Numerical simulations of three-dimension two-phase flow field of tail-pipe nozzle SRM were carried out using Euler-Lagrange model. Influences of different particle diameter, longitudinal and lateral acceleration, and aluminum powder content on particle distribution characteristics were analyzed. The results showed that the difference between gas flow field and two-phase flow field was evident; with the increasing of particle diameter, the particle concentration increased, and the change of particle movement rule was obvious; the change of acceleration markedly influenced particle distribution of grain segment, inconspicuously influenced tail-pipe segment; lateral acceleration was more distinctly influenced particle trajectory and concentration than longitudinal acceleration; with the increase of aluminum powder percentage, the particle concentration rised.

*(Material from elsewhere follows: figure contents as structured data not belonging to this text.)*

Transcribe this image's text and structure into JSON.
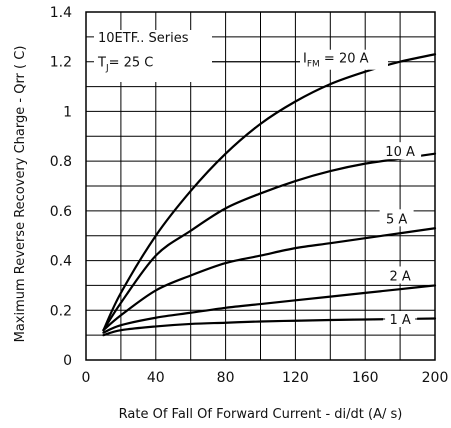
{
  "chart_data": {
    "type": "line",
    "xlabel": "Rate Of Fall Of Forward Current - di/dt (A/  s)",
    "ylabel": "Maximum Reverse Recovery Charge - Qrr (  C)",
    "xlim": [
      0,
      200
    ],
    "ylim": [
      0,
      1.4
    ],
    "x_ticks": [
      0,
      40,
      80,
      120,
      160,
      200
    ],
    "y_ticks": [
      0,
      0.2,
      0.4,
      0.6,
      0.8,
      1,
      1.2,
      1.4
    ],
    "x_tick_labels": [
      "0",
      "40",
      "80",
      "120",
      "160",
      "200"
    ],
    "y_tick_labels": [
      "0",
      "0.2",
      "0.4",
      "0.6",
      "0.8",
      "1",
      "1.2",
      "1.4"
    ],
    "grid": true,
    "annotations": {
      "series_line1": "10ETF.. Series",
      "series_line2_prefix": "T",
      "series_line2_sub": "J",
      "series_line2_suffix": "= 25   C",
      "ifm_prefix": "I",
      "ifm_sub": "FM",
      "ifm_suffix": " = 20 A"
    },
    "series": [
      {
        "name": "I FM = 20 A",
        "label": "",
        "x": [
          10,
          20,
          40,
          60,
          80,
          100,
          120,
          140,
          160,
          180,
          200
        ],
        "y": [
          0.12,
          0.27,
          0.5,
          0.68,
          0.83,
          0.95,
          1.04,
          1.11,
          1.16,
          1.2,
          1.23
        ]
      },
      {
        "name": "10 A",
        "label": "10 A",
        "x": [
          10,
          20,
          40,
          60,
          80,
          100,
          120,
          140,
          160,
          180,
          200
        ],
        "y": [
          0.12,
          0.23,
          0.42,
          0.52,
          0.61,
          0.67,
          0.72,
          0.76,
          0.79,
          0.81,
          0.83
        ]
      },
      {
        "name": "5 A",
        "label": "5 A",
        "x": [
          10,
          20,
          40,
          60,
          80,
          100,
          120,
          140,
          160,
          180,
          200
        ],
        "y": [
          0.12,
          0.18,
          0.28,
          0.34,
          0.39,
          0.42,
          0.45,
          0.47,
          0.49,
          0.51,
          0.53
        ]
      },
      {
        "name": "2 A",
        "label": "2 A",
        "x": [
          10,
          20,
          40,
          60,
          80,
          100,
          120,
          140,
          160,
          180,
          200
        ],
        "y": [
          0.11,
          0.14,
          0.17,
          0.19,
          0.21,
          0.225,
          0.24,
          0.255,
          0.27,
          0.285,
          0.3
        ]
      },
      {
        "name": "1 A",
        "label": "1 A",
        "x": [
          10,
          20,
          40,
          60,
          80,
          100,
          120,
          140,
          160,
          180,
          200
        ],
        "y": [
          0.1,
          0.12,
          0.135,
          0.145,
          0.15,
          0.155,
          0.158,
          0.161,
          0.163,
          0.165,
          0.167
        ]
      }
    ]
  }
}
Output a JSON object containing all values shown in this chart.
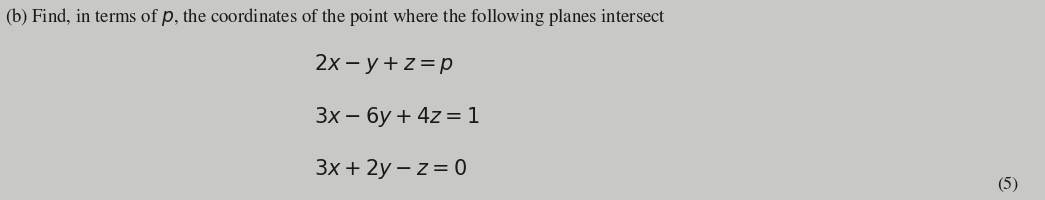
{
  "title": "(b) Find, in terms of $p$, the coordinates of the point where the following planes intersect",
  "eq1": "$2x - y + z = p$",
  "eq2": "$3x - 6y + 4z = 1$",
  "eq3": "$3x + 2y - z = 0$",
  "marks": "(5)",
  "bg_color": "#c8c8c4",
  "text_color": "#1a1a1a",
  "title_fontsize": 13.5,
  "eq_fontsize": 15,
  "marks_fontsize": 13
}
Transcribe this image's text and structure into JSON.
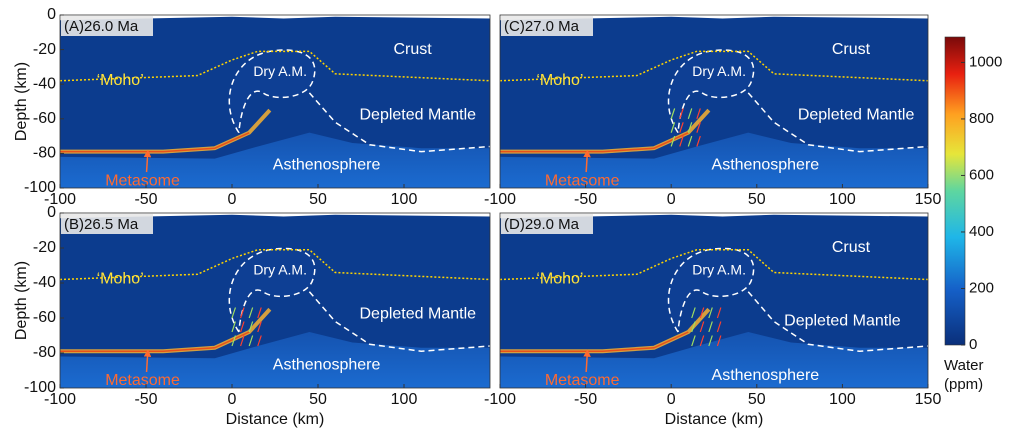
{
  "chart_data": [
    {
      "type": "field",
      "label": "(A)26.0 Ma",
      "ylabel": "Depth (km)",
      "xlim": [
        -100,
        150
      ],
      "ylim": [
        -100,
        0
      ],
      "xticks": [
        -100,
        -50,
        0,
        50,
        100
      ],
      "yticks": [
        0,
        -20,
        -40,
        -60,
        -80,
        -100
      ],
      "annotations": {
        "crust": "Crust",
        "moho": "‘Moho’",
        "dry": "Dry A.M.",
        "depleted": "Depleted Mantle",
        "astheno": "Asthenosphere",
        "metasome": "Metasome"
      }
    },
    {
      "type": "field",
      "label": "(C)27.0 Ma",
      "xlim": [
        -100,
        150
      ],
      "ylim": [
        -100,
        0
      ],
      "xticks": [
        -100,
        -50,
        0,
        50,
        100,
        150
      ],
      "annotations": {
        "crust": "Crust",
        "moho": "‘Moho’",
        "dry": "Dry A.M.",
        "depleted": "Depleted Mantle",
        "astheno": "Asthenosphere",
        "metasome": "Metasome"
      }
    },
    {
      "type": "field",
      "label": "(B)26.5 Ma",
      "ylabel": "Depth (km)",
      "xlabel": "Distance (km)",
      "xlim": [
        -100,
        150
      ],
      "ylim": [
        -100,
        0
      ],
      "xticks": [
        -100,
        -50,
        0,
        50,
        100
      ],
      "yticks": [
        0,
        -20,
        -40,
        -60,
        -80,
        -100
      ],
      "annotations": {
        "moho": "‘Moho’",
        "dry": "Dry A.M.",
        "depleted": "Depleted Mantle",
        "astheno": "Asthenosphere",
        "metasome": "Metasome"
      }
    },
    {
      "type": "field",
      "label": "(D)29.0 Ma",
      "xlabel": "Distance (km)",
      "xlim": [
        -100,
        150
      ],
      "ylim": [
        -100,
        0
      ],
      "xticks": [
        -100,
        -50,
        0,
        50,
        100,
        150
      ],
      "annotations": {
        "crust": "Crust",
        "moho": "‘Moho’",
        "dry": "Dry A.M.",
        "depleted": "Depleted Mantle",
        "astheno": "Asthenosphere",
        "metasome": "Metasome"
      }
    },
    {
      "type": "colorbar",
      "label_lines": [
        "Water",
        "(ppm)"
      ],
      "ylim": [
        0,
        1090
      ],
      "yticks": [
        0,
        200,
        400,
        600,
        800,
        1000
      ]
    }
  ]
}
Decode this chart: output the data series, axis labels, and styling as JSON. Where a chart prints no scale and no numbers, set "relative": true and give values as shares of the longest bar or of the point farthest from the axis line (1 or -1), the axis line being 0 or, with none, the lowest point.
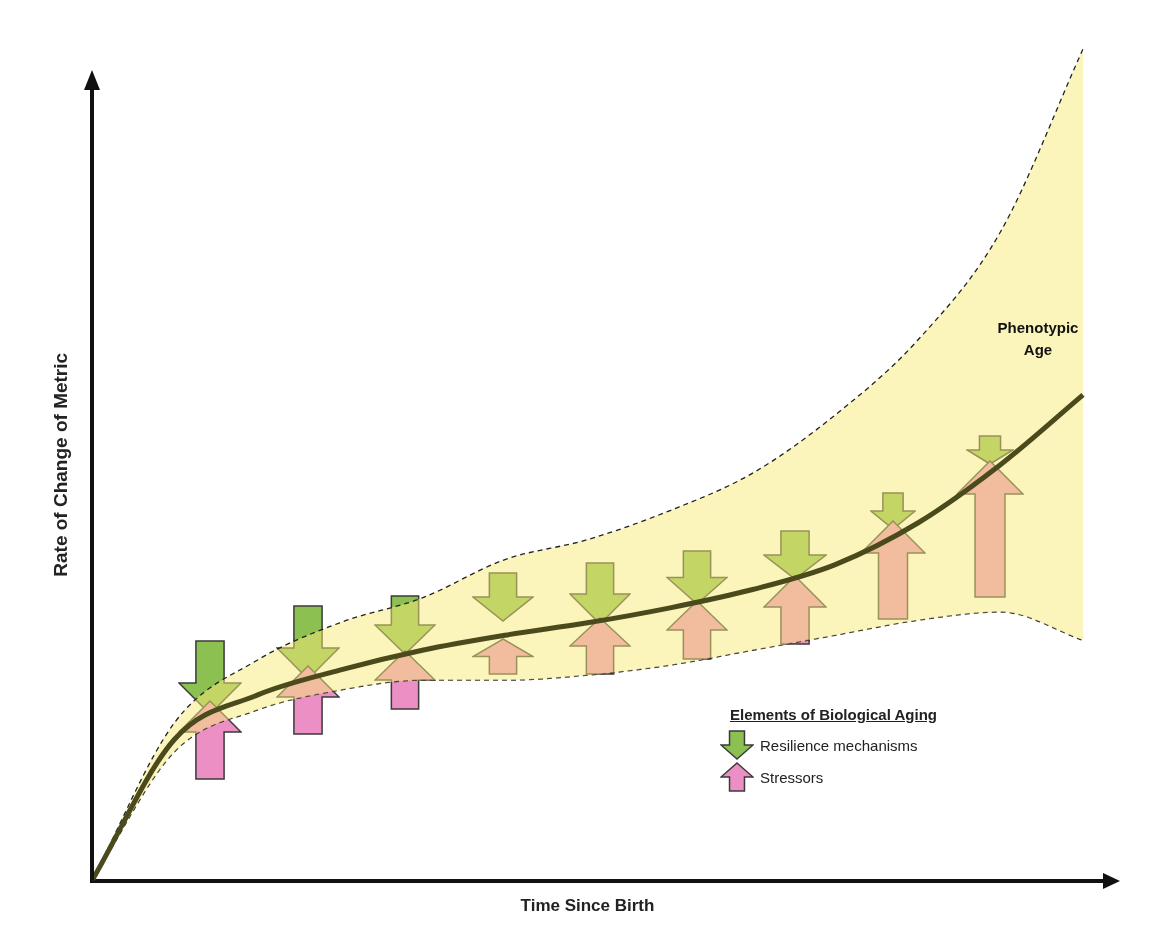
{
  "chart_data": {
    "type": "line",
    "relative": true,
    "xlabel": "Time Since Birth",
    "ylabel": "Rate of Change of Metric",
    "categories": [
      null,
      null,
      null,
      null,
      null,
      null,
      null,
      null,
      null,
      null,
      null,
      null,
      null
    ],
    "series": [
      {
        "name": "Phenotypic Age",
        "color": "#4b4a1c",
        "values": [
          0,
          0.17,
          0.223,
          0.253,
          0.277,
          0.295,
          0.31,
          0.328,
          0.35,
          0.38,
          0.43,
          0.5,
          0.584
        ]
      },
      {
        "color": "#222222",
        "line_style": "dashed",
        "values": [
          0,
          0.19,
          0.265,
          0.31,
          0.34,
          0.386,
          0.41,
          0.445,
          0.49,
          0.56,
          0.65,
          0.78,
          1
        ]
      },
      {
        "color": "#222222",
        "line_style": "dashed",
        "values": [
          0,
          0.155,
          0.205,
          0.229,
          0.241,
          0.241,
          0.247,
          0.259,
          0.277,
          0.295,
          0.313,
          0.323,
          0.289
        ]
      }
    ],
    "annotations": [
      "Elements of Biological Aging",
      "Resilience mechanisms",
      "Stressors"
    ],
    "grid": false,
    "legend": false,
    "marker": "none",
    "line_style": "solid",
    "tick_labels": false
  }
}
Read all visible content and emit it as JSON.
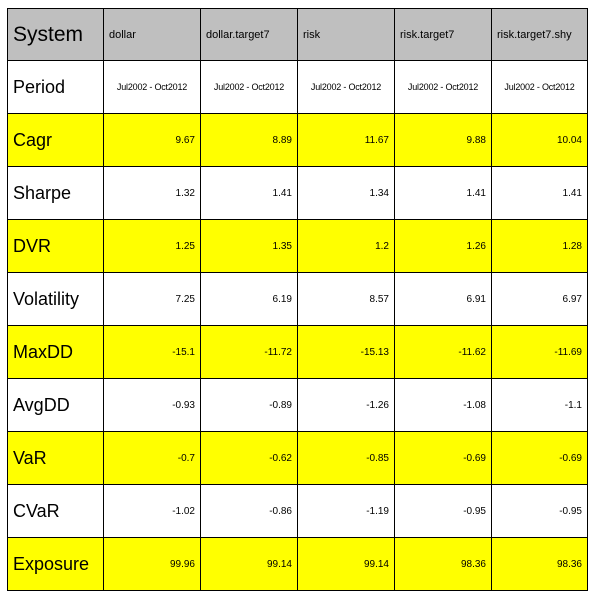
{
  "table": {
    "corner": "System",
    "columns": [
      "dollar",
      "dollar.target7",
      "risk",
      "risk.target7",
      "risk.target7.shy"
    ],
    "colors": {
      "highlight": "#ffff00",
      "header": "#bfbfbf",
      "plain": "#ffffff"
    },
    "rows": [
      {
        "label": "Period",
        "highlight": false,
        "is_period": true,
        "values": [
          "Jul2002 - Oct2012",
          "Jul2002 - Oct2012",
          "Jul2002 - Oct2012",
          "Jul2002 - Oct2012",
          "Jul2002 - Oct2012"
        ]
      },
      {
        "label": "Cagr",
        "highlight": true,
        "values": [
          "9.67",
          "8.89",
          "11.67",
          "9.88",
          "10.04"
        ]
      },
      {
        "label": "Sharpe",
        "highlight": false,
        "values": [
          "1.32",
          "1.41",
          "1.34",
          "1.41",
          "1.41"
        ]
      },
      {
        "label": "DVR",
        "highlight": true,
        "values": [
          "1.25",
          "1.35",
          "1.2",
          "1.26",
          "1.28"
        ]
      },
      {
        "label": "Volatility",
        "highlight": false,
        "values": [
          "7.25",
          "6.19",
          "8.57",
          "6.91",
          "6.97"
        ]
      },
      {
        "label": "MaxDD",
        "highlight": true,
        "values": [
          "-15.1",
          "-11.72",
          "-15.13",
          "-11.62",
          "-11.69"
        ]
      },
      {
        "label": "AvgDD",
        "highlight": false,
        "values": [
          "-0.93",
          "-0.89",
          "-1.26",
          "-1.08",
          "-1.1"
        ]
      },
      {
        "label": "VaR",
        "highlight": true,
        "values": [
          "-0.7",
          "-0.62",
          "-0.85",
          "-0.69",
          "-0.69"
        ]
      },
      {
        "label": "CVaR",
        "highlight": false,
        "values": [
          "-1.02",
          "-0.86",
          "-1.19",
          "-0.95",
          "-0.95"
        ]
      },
      {
        "label": "Exposure",
        "highlight": true,
        "values": [
          "99.96",
          "99.14",
          "99.14",
          "98.36",
          "98.36"
        ]
      }
    ]
  }
}
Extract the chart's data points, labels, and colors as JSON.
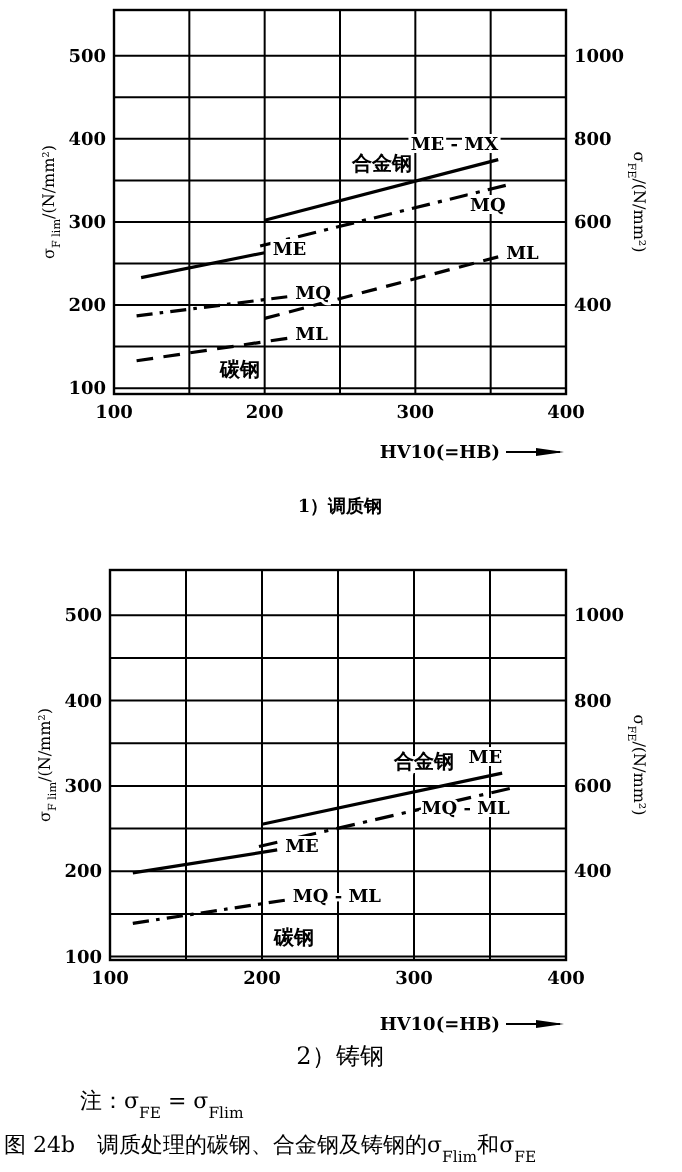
{
  "chart_data": [
    {
      "type": "line",
      "title": "1）调质钢",
      "xlabel": "HV10(=HB)",
      "ylabel": "σ$_{F lim}$/(N/mm²)",
      "y2label": "σ$_{FE}$/(N/mm²)",
      "xlim": [
        100,
        400
      ],
      "xticks": [
        100,
        {
          "value": 150,
          "label": null
        },
        200,
        {
          "value": 250,
          "label": null
        },
        300,
        {
          "value": 350,
          "label": null
        },
        400
      ],
      "ylim": [
        93,
        555
      ],
      "yticks": [
        100,
        {
          "value": 150,
          "label": null
        },
        200,
        {
          "value": 250,
          "label": null
        },
        300,
        {
          "value": 350,
          "label": null
        },
        400,
        {
          "value": 450,
          "label": null
        },
        500
      ],
      "y2lim": [
        186,
        1110
      ],
      "y2ticks": [
        400,
        600,
        800,
        1000
      ],
      "grid": true,
      "series": [
        {
          "name": "ME - MX",
          "color": "#000000",
          "line_style": "solid",
          "x": [
            200,
            355
          ],
          "values": [
            302,
            375
          ]
        },
        {
          "name": "MQ",
          "color": "#000000",
          "line_style": "dashdot",
          "x": [
            197,
            360
          ],
          "values": [
            271,
            344
          ]
        },
        {
          "name": "ML",
          "color": "#000000",
          "line_style": "dashed",
          "x": [
            200,
            355
          ],
          "values": [
            184,
            258
          ]
        },
        {
          "name": "ME",
          "color": "#000000",
          "line_style": "solid",
          "x": [
            118,
            200
          ],
          "values": [
            233,
            263
          ]
        },
        {
          "name": "MQ",
          "color": "#000000",
          "line_style": "dashdot",
          "x": [
            115,
            215
          ],
          "values": [
            187,
            210
          ]
        },
        {
          "name": "ML",
          "color": "#000000",
          "line_style": "dashed",
          "x": [
            115,
            215
          ],
          "values": [
            133,
            160
          ]
        }
      ],
      "annotations": [
        "合金钢",
        "碳钢"
      ]
    },
    {
      "type": "line",
      "title": "2）铸钢",
      "xlabel": "HV10(=HB)",
      "ylabel": "σ$_{F lim}$/(N/mm²)",
      "y2label": "σ$_{FE}$/(N/mm²)",
      "xlim": [
        100,
        400
      ],
      "xticks": [
        100,
        {
          "value": 150,
          "label": null
        },
        200,
        {
          "value": 250,
          "label": null
        },
        300,
        {
          "value": 350,
          "label": null
        },
        400
      ],
      "ylim": [
        96,
        553
      ],
      "yticks": [
        100,
        {
          "value": 150,
          "label": null
        },
        200,
        {
          "value": 250,
          "label": null
        },
        300,
        {
          "value": 350,
          "label": null
        },
        400,
        {
          "value": 450,
          "label": null
        },
        500
      ],
      "y2lim": [
        192,
        1106
      ],
      "y2ticks": [
        400,
        600,
        800,
        1000
      ],
      "grid": true,
      "series": [
        {
          "name": "ME",
          "color": "#000000",
          "line_style": "solid",
          "x": [
            200,
            358
          ],
          "values": [
            255,
            315
          ]
        },
        {
          "name": "MQ - ML",
          "color": "#000000",
          "line_style": "dashdot",
          "x": [
            198,
            363
          ],
          "values": [
            229,
            297
          ]
        },
        {
          "name": "ME",
          "color": "#000000",
          "line_style": "solid",
          "x": [
            115,
            210
          ],
          "values": [
            198,
            225
          ]
        },
        {
          "name": "MQ - ML",
          "color": "#000000",
          "line_style": "dashdot",
          "x": [
            115,
            215
          ],
          "values": [
            139,
            166
          ]
        }
      ],
      "annotations": [
        "合金钢",
        "碳钢",
        "注：σ$_{FE}$ = σ$_{Flim}$",
        "图 24b　调质处理的碳钢、合金钢及铸钢的σ$_{Flim}$和σ$_{FE}$"
      ]
    }
  ]
}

It was considered that the mechanical denudation of particles directly intensified thermal insulator ablation. Ablation prediction showed that thermal insulator ablation in aft closure was greater than that in tail-pipe nozzle. This was because the mechanism of ablation in aft closure was highly concentrated particle eroding, while the ablation mechanism in tail-pipe nozzle was thermal chemistry ablation of high-speed gas flow.